- Original author: Pierre Lévy
- Written in: Python
- License: GPL-3.0 license
- Website: https://intlekt.io
- Repository: https://github.com/IEMLdev/ieml

= IEML =

Open source artificial method to represent the semantic content of a linguistic sign

IEML (Information Economy Meta-Language) is an open source artificial method to represent the semantic content of a linguistic sign. It was designed by Pierre Lévy as an Open collaboration project as part of his works on Collective intelligence in order to encode meaning in a computer readable way. Its design is based on mathematics and logic abstractions but with a clear inspiration from the organic structure of natural languages.

==Overview==
The goal of the IEML system is to make real-world data machine-readable. It proposes a standard representation that enables the mapping of semantic representations with the data in a computer-friendly way.

IEML's design starts with a small amount of primary concepts are arranged in a matrix and composed together in order to create new and slightly more complex concepts, which can be arranged in a new matrix and composed to form even more complex ones, and so on. The arrangement in the form of a matrix and its fractal design make the representation easy to manipulate, quick when calculating the distance between concepts and simple to encode.
Each element in each matrix has a unique representation that easily indicates both its location and content. To maintain the integrity of the system, every public submission must pass an automatic analogical verification and must be reviewed by a reliable reviewer before being incorporated or updated into the system.

==Challenges==
IEML bypasses important challenges of the Semantic web and other semantic representation systems such as vagueness, uncertainty, inconsistency.
Some of the challenges for IEML include readability, annotation and adoption.

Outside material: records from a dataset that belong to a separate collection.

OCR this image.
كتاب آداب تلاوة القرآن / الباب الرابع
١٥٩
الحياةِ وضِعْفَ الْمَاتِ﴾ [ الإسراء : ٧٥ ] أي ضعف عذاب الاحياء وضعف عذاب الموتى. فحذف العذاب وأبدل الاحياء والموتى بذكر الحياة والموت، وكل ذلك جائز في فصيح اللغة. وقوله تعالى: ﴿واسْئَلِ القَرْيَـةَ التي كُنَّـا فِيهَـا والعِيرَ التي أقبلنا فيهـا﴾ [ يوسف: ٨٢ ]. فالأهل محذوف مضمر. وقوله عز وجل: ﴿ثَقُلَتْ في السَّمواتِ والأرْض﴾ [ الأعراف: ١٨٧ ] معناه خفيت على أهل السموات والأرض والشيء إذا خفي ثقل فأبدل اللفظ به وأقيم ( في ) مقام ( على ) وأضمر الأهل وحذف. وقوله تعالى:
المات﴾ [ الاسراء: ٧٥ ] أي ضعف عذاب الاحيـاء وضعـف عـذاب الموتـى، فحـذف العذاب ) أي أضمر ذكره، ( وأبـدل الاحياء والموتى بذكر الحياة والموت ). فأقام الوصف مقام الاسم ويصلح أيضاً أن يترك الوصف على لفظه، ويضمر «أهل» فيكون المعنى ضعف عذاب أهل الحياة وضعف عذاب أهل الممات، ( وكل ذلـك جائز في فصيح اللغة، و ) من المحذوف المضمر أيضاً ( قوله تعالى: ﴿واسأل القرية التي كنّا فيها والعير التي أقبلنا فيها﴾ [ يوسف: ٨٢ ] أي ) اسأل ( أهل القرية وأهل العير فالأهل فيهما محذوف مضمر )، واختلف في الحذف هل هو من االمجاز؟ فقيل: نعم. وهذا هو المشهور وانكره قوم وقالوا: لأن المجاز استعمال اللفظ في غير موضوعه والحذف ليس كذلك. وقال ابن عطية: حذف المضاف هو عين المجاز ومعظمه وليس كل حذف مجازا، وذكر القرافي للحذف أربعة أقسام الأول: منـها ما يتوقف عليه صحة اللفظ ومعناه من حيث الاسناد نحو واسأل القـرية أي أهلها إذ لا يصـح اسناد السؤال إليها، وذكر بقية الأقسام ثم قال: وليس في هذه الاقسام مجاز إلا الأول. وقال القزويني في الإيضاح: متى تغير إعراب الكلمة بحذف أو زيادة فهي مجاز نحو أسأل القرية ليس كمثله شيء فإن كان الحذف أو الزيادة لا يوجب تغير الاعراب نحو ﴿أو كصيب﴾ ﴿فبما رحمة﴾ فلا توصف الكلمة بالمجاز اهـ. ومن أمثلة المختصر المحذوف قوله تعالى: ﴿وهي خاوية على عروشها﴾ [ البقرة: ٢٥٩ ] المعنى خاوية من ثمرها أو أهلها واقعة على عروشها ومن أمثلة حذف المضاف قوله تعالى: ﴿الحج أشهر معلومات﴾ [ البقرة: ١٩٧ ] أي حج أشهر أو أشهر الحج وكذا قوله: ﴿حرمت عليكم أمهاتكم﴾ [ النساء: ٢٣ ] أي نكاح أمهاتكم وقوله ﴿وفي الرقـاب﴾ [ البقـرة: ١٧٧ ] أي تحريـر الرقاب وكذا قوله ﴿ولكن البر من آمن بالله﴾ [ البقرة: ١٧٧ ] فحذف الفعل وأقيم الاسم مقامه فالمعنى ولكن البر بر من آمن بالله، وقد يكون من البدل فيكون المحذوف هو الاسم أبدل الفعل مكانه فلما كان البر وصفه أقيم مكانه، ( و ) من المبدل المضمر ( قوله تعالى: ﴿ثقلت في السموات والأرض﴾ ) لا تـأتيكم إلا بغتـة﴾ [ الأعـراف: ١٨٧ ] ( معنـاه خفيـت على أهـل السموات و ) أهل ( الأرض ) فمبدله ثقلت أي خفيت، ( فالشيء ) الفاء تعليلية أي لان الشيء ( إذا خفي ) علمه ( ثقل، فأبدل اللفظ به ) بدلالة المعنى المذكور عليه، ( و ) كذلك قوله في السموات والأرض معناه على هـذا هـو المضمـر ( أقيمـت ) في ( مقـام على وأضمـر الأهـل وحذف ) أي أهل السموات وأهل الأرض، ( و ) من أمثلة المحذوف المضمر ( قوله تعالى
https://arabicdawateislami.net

Systems that use IEML must deal with these issues in order to work as intended.
- Readability: In order to be computer-readable and semantically connected the system cannot use any one natural language as a representation, which makes it more difficult to be read by a human. Still, the metadata of each element allows user-suggested translations from the IEML concept to any given natural language.
- Annotation: Until more advanced tools are implemented, annotation must be made manually.
- Adoption: In order to grow and improve, the system depends on having an increasing number of users and submitters.